The importance and size of the Mexico-U.S. trading relationship does not receive enough recognition in the U.S., Mexico's outgoing ambassador to the U.S., Martha Barcena, said Feb. 5 during an event hosted by the Center for Strategic and International Studies. Mexico is the U.S.'s no. 1 trading partner, she said, and the economies are inexorably linked, with the automobile supply chain as just one example of it. One piece of a car will cross the border an average of seven times before final assembly, she said.
Argentina and Canada recently made antidumping and countervailing duty determinations on products from China, according to a Jan. 27 report from the Hong Kong Trade Development Council. Argentina ended its antidumping investigation on lawn mowers and weeders from China after finding a “lack of sufficient domestic industry support,” the HKTDC said. Canada determined that it will impose antidumping and countervailing duties on certain mainland Chinese decorative and other non‑structural plywood. Canada also began “re-investigations of the normal values and export prices” of certain carbon steel fasteners originating in or exported from China by Qifeng Precision Industry SCI‑TECH Corp. and Jiaxing-based Robertson Inc., the HKTDC said.

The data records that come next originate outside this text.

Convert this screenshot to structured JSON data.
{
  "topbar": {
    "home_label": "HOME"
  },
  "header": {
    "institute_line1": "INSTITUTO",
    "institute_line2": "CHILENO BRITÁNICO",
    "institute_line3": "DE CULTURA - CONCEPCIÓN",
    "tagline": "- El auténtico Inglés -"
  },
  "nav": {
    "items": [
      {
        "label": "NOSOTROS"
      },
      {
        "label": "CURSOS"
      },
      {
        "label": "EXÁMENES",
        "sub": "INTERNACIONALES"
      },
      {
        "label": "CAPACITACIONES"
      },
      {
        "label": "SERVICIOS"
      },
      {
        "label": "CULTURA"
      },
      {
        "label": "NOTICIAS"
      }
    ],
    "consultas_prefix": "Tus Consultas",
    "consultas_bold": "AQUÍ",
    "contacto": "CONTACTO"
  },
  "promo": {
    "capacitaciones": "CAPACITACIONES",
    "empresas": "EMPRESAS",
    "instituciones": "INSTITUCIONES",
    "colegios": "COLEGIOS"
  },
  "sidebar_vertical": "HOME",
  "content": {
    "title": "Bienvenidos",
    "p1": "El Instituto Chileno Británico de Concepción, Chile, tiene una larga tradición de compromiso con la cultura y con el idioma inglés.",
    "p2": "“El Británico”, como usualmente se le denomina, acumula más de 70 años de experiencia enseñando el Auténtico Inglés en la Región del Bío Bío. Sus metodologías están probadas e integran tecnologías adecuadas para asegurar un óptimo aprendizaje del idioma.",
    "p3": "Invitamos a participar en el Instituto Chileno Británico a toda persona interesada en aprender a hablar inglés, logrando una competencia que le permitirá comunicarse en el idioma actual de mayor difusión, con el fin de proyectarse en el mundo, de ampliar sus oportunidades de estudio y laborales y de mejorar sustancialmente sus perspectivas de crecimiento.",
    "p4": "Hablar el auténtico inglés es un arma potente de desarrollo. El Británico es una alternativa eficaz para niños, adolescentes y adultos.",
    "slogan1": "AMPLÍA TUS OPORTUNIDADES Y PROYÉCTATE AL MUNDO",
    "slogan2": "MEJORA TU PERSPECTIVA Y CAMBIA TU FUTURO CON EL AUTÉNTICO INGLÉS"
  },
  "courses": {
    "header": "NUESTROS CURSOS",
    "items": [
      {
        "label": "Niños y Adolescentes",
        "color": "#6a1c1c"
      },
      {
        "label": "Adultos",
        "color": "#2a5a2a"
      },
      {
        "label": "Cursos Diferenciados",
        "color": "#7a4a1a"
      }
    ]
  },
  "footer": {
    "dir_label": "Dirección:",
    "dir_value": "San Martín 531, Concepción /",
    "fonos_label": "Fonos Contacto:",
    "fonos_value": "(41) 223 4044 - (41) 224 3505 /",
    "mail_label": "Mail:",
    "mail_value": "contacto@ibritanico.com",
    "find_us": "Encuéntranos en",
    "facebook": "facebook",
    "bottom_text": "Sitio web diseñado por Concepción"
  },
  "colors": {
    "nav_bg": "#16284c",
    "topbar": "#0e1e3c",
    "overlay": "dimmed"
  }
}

Honduras set a 118,800 metric ton import quota for certain rice for 2021 in response to the impacts of hurricanes Eta and Iota on local rice production, according to a Jan. 29 U.S. Department of Agriculture Foreign Agricultural Service report. The country began issuing import licenses last month, USDA said, and they will be valid until Dec. 31. USDA said U.S. rice exporters should contact their clients in Honduras to determine what volume of rice imports they have been allocated.

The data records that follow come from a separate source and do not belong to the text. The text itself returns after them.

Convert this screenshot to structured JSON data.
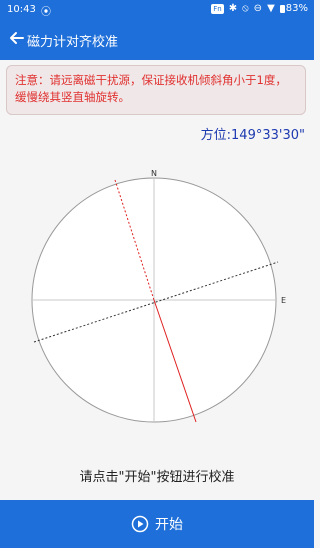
{
  "status_bar": {
    "time": "10:43",
    "sync_icon": "sync-icon",
    "nfc": "Fn",
    "battery": "83%"
  },
  "app_bar": {
    "title": "磁力计对齐校准"
  },
  "notice": {
    "text": "注意：请远离磁干扰源，保证接收机倾斜角小于1度，缓慢绕其竖直轴旋转。"
  },
  "azimuth": "方位:149°33'30\"",
  "compass": {
    "north_label": "N",
    "east_label": "E",
    "red_line_color": "#e02020",
    "dark_line_color": "#333333"
  },
  "hint": "请点击\"开始\"按钮进行校准",
  "start_button": {
    "label": "开始"
  }
}
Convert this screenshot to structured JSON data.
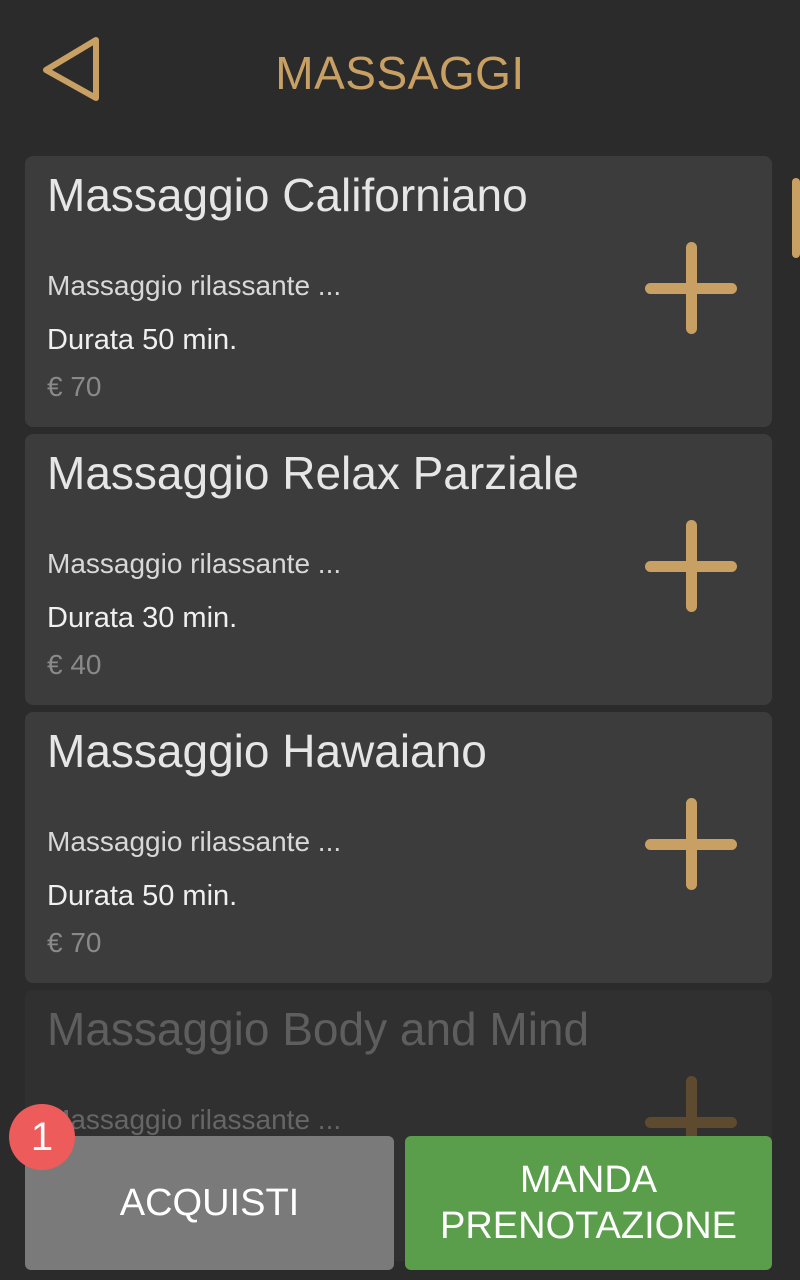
{
  "header": {
    "title": "MASSAGGI",
    "back_icon": "back-triangle-icon"
  },
  "colors": {
    "accent": "#c9a063",
    "background": "#2b2b2b",
    "card": "#3c3c3c",
    "send_button": "#5a9e4b",
    "cart_button": "#7a7a7a",
    "badge": "#ee5b5b"
  },
  "services": [
    {
      "title": "Massaggio Californiano",
      "description": "Massaggio rilassante ...",
      "duration": "Durata 50 min.",
      "price": "€ 70"
    },
    {
      "title": "Massaggio Relax Parziale",
      "description": "Massaggio rilassante ...",
      "duration": "Durata 30 min.",
      "price": "€ 40"
    },
    {
      "title": "Massaggio Hawaiano",
      "description": "Massaggio rilassante ...",
      "duration": "Durata 50 min.",
      "price": "€ 70"
    },
    {
      "title": "Massaggio Body and Mind",
      "description": "Massaggio rilassante ..."
    }
  ],
  "footer": {
    "cart_label": "ACQUISTI",
    "cart_count": "1",
    "send_line1": "MANDA",
    "send_line2": "PRENOTAZIONE"
  }
}
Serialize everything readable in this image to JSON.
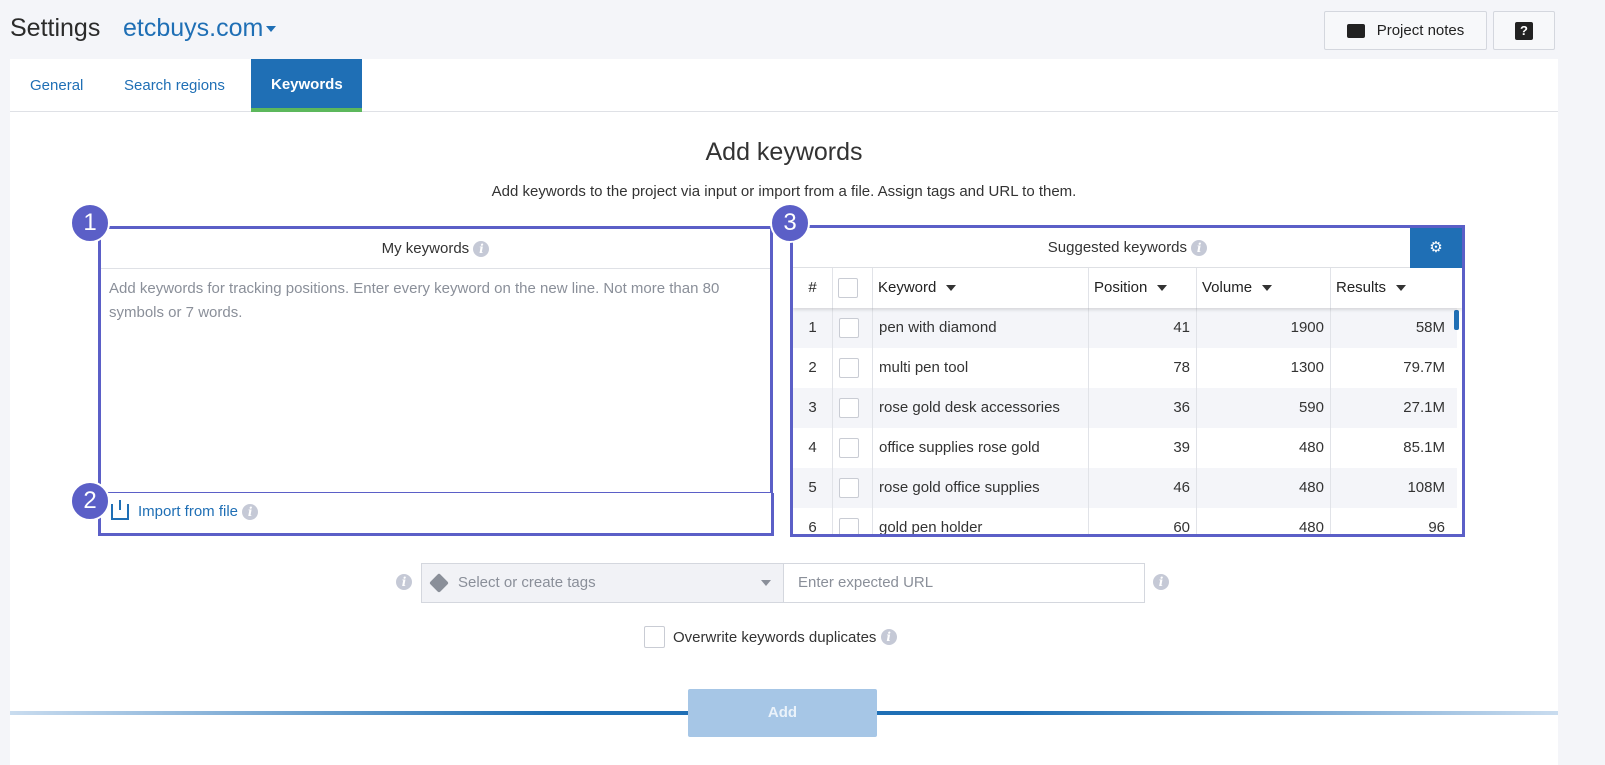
{
  "header": {
    "title": "Settings",
    "project": "etcbuys.com",
    "project_notes": "Project notes",
    "help": "?"
  },
  "tabs": [
    {
      "label": "General"
    },
    {
      "label": "Search regions"
    },
    {
      "label": "Keywords",
      "active": true
    }
  ],
  "main": {
    "title": "Add keywords",
    "subtitle": "Add keywords to the project via input or import from a file. Assign tags and URL to them."
  },
  "my_keywords": {
    "badge": "1",
    "title": "My keywords",
    "placeholder": "Add keywords for tracking positions. Enter every keyword on the new line. Not more than 80 symbols or 7 words."
  },
  "import": {
    "badge": "2",
    "label": "Import from file"
  },
  "suggested": {
    "badge": "3",
    "title": "Suggested keywords",
    "columns": [
      "#",
      "Keyword",
      "Position",
      "Volume",
      "Results"
    ],
    "rows": [
      {
        "n": "1",
        "keyword": "pen with diamond",
        "position": "41",
        "volume": "1900",
        "results": "58M"
      },
      {
        "n": "2",
        "keyword": "multi pen tool",
        "position": "78",
        "volume": "1300",
        "results": "79.7M"
      },
      {
        "n": "3",
        "keyword": "rose gold desk accessories",
        "position": "36",
        "volume": "590",
        "results": "27.1M"
      },
      {
        "n": "4",
        "keyword": "office supplies rose gold",
        "position": "39",
        "volume": "480",
        "results": "85.1M"
      },
      {
        "n": "5",
        "keyword": "rose gold office supplies",
        "position": "46",
        "volume": "480",
        "results": "108M"
      },
      {
        "n": "6",
        "keyword": "gold pen holder",
        "position": "60",
        "volume": "480",
        "results": "96"
      }
    ]
  },
  "form": {
    "tags_placeholder": "Select or create tags",
    "url_placeholder": "Enter expected URL",
    "overwrite_label": "Overwrite keywords duplicates",
    "add": "Add"
  },
  "colors": {
    "accent": "#1f6fb5",
    "annotation": "#5b5fc7",
    "active_tab_underline": "#5cb85c"
  }
}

Mexico announced changes to its Authorized Economic Operator (AEO) program to offer customs-related benefits for maquiladora factories. One of the largest changes allows tariff relief for a period of 36 months for items imported temporarily into Mexico or with regard to maquiladora factories, merchandise transferred to companies not operating under the IMMEX (Industria Manufacturera, Maquiladora y de Servicio de Exportación) regime, KPMG said in an alert Feb. 2. Mexico also added two additional digits to its commercial identification numbers to exert more statistical control over its import and export transactions, along with eliminating certain low-volume tariff items and subheadings -- changes made effective at the end of 2020. Other changes include the possibility of canceling value-added tax certifications if companies did not timely submit their renewal request at the end of 2020. Also, firms must now evaluate the implications of “subcontracted” personnel for VAT certification purposes, as the information from suppliers must be updated, due to labor reforms in USMCA.

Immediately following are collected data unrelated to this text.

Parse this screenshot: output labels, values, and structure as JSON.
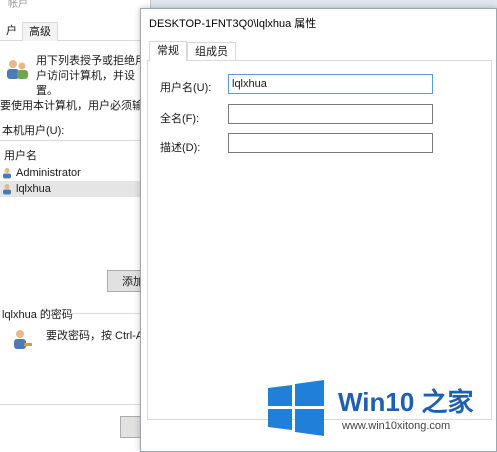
{
  "back_window": {
    "title": "帐户",
    "tabs": [
      "户",
      "高级"
    ],
    "description": "用下列表授予或拒绝用户访问计算机，并设置。",
    "checkbox_label": "要使用本计算机，用户必须输入",
    "local_users_label": "本机用户(U):",
    "list_header": "用户名",
    "users": [
      "Administrator",
      "lqlxhua"
    ],
    "add_button": "添加",
    "password_group": "lqlxhua 的密码",
    "password_desc": "要改密码，按 Ctrl-Alt-"
  },
  "dialog": {
    "title": "DESKTOP-1FNT3Q0\\lqlxhua 属性",
    "tabs": [
      "常规",
      "组成员"
    ],
    "fields": [
      {
        "label": "用户名(U):",
        "value": "lqlxhua"
      },
      {
        "label": "全名(F):",
        "value": ""
      },
      {
        "label": "描述(D):",
        "value": ""
      }
    ]
  },
  "watermark": {
    "brand": "Win10 之家",
    "url": "www.win10xitong.com"
  },
  "colors": {
    "win_blue": "#1f7fd9",
    "brand_text": "#1f5fb0"
  }
}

The U.S. has not publicly released all the companies that have applied for an extended period to get their North American-made vehicles into compliance with the tighter rules of origin, but both Canada and Mexico have published the list of 12 companies that have been approved. Since all three countries must approve alternative staging regimes, it follows that these companies' transition plans are cleared by the U.S., as well. The press office of the Office of the U.S. Trade Representative is in transition with a change in administrations.